Robertson's and Mo’unga’s departures from the Crusaders will mark the end of a gilded era for the club as Mo’unga in particular has evolved into one of the finest in the world at his position. 

He won’t be the only Super Rugby star moving away this offseason: national-side teammates Beauden Barrett, Aaron Smith and Shannon Frizell (all of whom played in Super Rugby this past season) are among the other top players signed to play in Japan in 2024. That opens the door for clubs able to retain talent, giving them an opportunity to grab hold of the first-place trophy next season. 

Who is going to step up, then? The Crusaders are near-certain to be in the mix again due to their sheer amount of talent, even with a new coach incoming in former Canterbury, Munster and New South Wales Waratahs leader Rob Penney. 
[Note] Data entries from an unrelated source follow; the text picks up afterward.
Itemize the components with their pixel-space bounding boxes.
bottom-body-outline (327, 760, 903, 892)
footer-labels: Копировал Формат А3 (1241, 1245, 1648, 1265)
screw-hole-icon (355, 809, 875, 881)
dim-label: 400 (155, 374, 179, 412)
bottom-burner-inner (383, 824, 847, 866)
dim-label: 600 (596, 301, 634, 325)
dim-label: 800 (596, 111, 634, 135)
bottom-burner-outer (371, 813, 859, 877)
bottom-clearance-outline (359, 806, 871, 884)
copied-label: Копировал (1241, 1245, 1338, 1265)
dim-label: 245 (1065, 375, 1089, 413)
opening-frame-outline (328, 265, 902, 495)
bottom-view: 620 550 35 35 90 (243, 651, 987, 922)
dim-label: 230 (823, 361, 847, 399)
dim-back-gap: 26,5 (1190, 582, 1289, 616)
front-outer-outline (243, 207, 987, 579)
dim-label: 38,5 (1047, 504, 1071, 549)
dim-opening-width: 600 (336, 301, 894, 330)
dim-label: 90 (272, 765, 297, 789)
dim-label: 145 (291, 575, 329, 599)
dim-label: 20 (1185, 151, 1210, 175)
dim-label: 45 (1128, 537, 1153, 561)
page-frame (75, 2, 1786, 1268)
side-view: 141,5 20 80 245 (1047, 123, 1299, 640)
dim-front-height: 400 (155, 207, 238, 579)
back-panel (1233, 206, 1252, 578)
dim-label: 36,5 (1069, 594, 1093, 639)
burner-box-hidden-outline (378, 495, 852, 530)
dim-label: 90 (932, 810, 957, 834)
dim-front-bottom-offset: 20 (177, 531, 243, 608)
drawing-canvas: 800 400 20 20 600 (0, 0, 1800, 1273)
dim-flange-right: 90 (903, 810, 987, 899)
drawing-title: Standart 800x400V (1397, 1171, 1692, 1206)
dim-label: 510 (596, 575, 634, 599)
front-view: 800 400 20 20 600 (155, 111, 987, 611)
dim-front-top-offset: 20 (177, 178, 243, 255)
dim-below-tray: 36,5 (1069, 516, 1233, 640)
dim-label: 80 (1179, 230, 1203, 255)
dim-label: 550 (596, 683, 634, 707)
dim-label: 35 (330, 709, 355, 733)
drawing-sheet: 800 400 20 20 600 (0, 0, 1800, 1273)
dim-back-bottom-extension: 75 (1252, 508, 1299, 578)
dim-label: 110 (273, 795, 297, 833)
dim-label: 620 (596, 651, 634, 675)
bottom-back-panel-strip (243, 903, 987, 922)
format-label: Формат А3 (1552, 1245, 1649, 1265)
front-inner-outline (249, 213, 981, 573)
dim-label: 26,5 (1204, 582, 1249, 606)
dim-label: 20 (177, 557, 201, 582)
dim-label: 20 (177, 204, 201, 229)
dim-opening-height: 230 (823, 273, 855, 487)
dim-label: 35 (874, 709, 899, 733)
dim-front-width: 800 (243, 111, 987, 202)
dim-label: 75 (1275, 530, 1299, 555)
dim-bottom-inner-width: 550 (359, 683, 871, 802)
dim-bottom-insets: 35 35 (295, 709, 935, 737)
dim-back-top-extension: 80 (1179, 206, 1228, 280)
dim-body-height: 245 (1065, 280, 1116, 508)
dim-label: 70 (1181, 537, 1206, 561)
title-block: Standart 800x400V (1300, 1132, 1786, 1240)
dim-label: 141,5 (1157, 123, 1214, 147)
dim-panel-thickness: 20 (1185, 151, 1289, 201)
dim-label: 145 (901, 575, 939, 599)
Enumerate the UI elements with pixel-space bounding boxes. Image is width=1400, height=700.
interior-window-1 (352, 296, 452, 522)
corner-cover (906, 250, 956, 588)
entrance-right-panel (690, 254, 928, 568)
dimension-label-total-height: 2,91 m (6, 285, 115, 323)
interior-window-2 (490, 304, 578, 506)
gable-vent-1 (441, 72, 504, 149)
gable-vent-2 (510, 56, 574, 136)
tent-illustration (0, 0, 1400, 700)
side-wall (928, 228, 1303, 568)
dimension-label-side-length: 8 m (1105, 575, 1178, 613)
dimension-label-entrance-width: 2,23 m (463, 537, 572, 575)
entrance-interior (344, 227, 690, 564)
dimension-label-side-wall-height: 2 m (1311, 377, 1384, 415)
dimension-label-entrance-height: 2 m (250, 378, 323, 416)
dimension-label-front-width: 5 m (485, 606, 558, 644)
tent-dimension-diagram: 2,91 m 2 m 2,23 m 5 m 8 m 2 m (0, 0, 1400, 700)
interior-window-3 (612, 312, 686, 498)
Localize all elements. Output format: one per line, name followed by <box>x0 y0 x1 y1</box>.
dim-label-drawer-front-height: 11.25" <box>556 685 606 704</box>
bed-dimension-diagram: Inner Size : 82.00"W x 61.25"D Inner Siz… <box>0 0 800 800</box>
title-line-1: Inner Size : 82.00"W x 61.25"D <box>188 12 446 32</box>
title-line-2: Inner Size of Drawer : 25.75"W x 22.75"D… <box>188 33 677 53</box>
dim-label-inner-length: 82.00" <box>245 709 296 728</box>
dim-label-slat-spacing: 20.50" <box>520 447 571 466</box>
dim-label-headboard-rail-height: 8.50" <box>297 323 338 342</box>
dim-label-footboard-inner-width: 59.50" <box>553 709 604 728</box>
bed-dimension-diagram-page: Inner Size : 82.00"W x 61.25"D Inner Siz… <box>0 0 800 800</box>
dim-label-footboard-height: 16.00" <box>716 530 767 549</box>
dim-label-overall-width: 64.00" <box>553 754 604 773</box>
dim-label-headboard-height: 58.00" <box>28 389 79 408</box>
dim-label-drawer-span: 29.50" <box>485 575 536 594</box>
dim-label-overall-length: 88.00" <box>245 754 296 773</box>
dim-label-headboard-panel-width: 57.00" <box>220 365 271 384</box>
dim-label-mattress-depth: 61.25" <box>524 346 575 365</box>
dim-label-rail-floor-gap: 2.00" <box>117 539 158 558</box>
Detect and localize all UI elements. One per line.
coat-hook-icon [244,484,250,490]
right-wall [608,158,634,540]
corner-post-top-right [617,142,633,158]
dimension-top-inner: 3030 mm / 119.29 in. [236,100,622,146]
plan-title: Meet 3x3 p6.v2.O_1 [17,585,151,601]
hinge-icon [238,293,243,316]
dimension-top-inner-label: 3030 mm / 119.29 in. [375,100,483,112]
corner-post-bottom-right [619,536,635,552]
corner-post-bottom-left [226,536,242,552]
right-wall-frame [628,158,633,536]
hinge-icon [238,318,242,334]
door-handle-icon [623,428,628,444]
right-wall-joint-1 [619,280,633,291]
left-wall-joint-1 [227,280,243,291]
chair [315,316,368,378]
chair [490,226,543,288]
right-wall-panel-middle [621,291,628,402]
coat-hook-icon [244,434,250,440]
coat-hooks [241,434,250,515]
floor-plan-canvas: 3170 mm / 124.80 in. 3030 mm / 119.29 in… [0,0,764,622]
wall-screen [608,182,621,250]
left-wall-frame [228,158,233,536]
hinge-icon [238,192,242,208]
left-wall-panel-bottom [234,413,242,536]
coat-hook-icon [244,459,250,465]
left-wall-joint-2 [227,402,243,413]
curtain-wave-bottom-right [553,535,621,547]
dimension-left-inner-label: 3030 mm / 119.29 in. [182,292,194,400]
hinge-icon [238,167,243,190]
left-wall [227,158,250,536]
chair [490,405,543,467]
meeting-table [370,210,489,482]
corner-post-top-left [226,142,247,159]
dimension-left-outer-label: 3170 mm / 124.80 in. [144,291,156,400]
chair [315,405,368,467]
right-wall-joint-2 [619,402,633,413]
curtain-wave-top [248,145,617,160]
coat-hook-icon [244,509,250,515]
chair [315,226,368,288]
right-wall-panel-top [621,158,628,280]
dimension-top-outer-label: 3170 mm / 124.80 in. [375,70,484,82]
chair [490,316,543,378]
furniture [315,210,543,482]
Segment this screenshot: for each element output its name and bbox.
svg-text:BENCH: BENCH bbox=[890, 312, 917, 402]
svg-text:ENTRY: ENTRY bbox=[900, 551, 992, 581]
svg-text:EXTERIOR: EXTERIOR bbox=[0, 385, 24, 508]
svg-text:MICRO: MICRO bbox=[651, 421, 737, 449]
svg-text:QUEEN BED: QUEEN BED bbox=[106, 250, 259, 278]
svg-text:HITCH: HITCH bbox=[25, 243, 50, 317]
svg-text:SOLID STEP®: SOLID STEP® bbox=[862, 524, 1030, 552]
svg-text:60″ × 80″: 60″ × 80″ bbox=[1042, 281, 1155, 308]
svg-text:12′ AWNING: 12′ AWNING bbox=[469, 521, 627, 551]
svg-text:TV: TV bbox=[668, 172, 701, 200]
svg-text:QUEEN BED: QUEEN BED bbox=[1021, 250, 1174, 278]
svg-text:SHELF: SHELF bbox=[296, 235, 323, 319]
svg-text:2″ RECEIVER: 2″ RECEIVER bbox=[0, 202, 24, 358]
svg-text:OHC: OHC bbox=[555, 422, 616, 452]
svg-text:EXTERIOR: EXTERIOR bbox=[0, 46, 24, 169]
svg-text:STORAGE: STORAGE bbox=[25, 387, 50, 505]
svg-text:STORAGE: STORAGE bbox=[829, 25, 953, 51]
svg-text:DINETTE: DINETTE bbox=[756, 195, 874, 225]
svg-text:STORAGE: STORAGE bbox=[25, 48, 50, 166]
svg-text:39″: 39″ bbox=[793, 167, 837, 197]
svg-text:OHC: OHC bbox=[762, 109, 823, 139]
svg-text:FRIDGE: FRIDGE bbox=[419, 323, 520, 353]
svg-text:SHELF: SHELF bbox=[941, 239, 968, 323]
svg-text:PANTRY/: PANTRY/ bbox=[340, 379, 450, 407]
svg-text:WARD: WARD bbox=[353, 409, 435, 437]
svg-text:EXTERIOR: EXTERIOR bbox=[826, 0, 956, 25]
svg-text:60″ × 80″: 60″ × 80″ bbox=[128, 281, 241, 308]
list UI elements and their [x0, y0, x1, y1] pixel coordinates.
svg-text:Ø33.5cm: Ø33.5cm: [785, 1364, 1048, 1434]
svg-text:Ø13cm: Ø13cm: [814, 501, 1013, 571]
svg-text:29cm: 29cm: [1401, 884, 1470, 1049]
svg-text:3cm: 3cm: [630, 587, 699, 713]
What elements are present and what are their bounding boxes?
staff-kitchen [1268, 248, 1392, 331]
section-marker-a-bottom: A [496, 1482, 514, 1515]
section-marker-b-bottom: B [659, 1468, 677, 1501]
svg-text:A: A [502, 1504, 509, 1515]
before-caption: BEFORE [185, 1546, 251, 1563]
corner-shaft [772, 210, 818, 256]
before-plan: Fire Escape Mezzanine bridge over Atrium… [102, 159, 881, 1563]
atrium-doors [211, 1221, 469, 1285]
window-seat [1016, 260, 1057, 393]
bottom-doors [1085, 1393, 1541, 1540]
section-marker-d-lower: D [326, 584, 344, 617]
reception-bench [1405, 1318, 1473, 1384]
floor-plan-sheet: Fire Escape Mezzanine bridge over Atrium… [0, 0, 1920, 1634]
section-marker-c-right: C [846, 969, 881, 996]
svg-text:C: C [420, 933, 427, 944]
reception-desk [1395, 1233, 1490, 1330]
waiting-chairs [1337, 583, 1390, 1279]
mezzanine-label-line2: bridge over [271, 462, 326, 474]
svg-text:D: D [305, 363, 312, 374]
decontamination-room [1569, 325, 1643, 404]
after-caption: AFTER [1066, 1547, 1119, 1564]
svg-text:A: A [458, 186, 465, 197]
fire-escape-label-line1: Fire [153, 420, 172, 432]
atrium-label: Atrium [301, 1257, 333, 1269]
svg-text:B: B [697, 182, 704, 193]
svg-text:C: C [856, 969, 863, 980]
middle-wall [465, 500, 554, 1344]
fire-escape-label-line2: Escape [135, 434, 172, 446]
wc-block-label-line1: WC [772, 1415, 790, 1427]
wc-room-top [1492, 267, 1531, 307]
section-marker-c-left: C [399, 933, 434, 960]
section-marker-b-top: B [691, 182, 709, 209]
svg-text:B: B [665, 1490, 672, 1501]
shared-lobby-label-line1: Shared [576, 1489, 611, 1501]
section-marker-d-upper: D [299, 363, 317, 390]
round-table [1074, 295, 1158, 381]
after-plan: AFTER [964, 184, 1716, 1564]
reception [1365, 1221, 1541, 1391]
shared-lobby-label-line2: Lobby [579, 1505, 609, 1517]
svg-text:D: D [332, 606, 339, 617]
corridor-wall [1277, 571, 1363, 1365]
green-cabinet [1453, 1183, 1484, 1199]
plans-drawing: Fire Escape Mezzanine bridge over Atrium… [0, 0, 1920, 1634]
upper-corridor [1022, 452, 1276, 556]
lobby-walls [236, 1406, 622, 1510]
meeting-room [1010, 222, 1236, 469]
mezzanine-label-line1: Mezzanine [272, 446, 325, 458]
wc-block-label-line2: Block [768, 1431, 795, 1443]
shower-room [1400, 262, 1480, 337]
The Chiefs should be strong once again under coach Clayton McMillan following their best season in 10 years, topping the regular-season table and hosting a final. Especially if the likes of McKenzie and Stevenson keep their form. 

There’s also the Blues, who were 2022 finalists and third in the table this season, though they will also have a new dugout boss. 

And what about Australia and the Pacific islands? The Brumbies have been the Land Down Under’s best-performing side in every year since 2018 as they look at the moment to be the country’s best hope to end a championship drought, with no Aussie Super Rugby championships since the Waratahs won in 2014. 

As for the Fijian Drua and Moana Pasifika, they both have a long way to go before title contention, but the Drua’s playoff qualification in their second year—plus a historic win over the Crusaders in the regular season—were major milestones for the team as they and the rest of the rugby-mad Pacific islands find their footing in an elite club rugby competition. 

Make no mistake, though—this is the Crusaders’ world until further notice, and no matter who is in charge or who suits up next year in Super Rugby, the expectation across the organization is to win again and merely add onto its legendary status.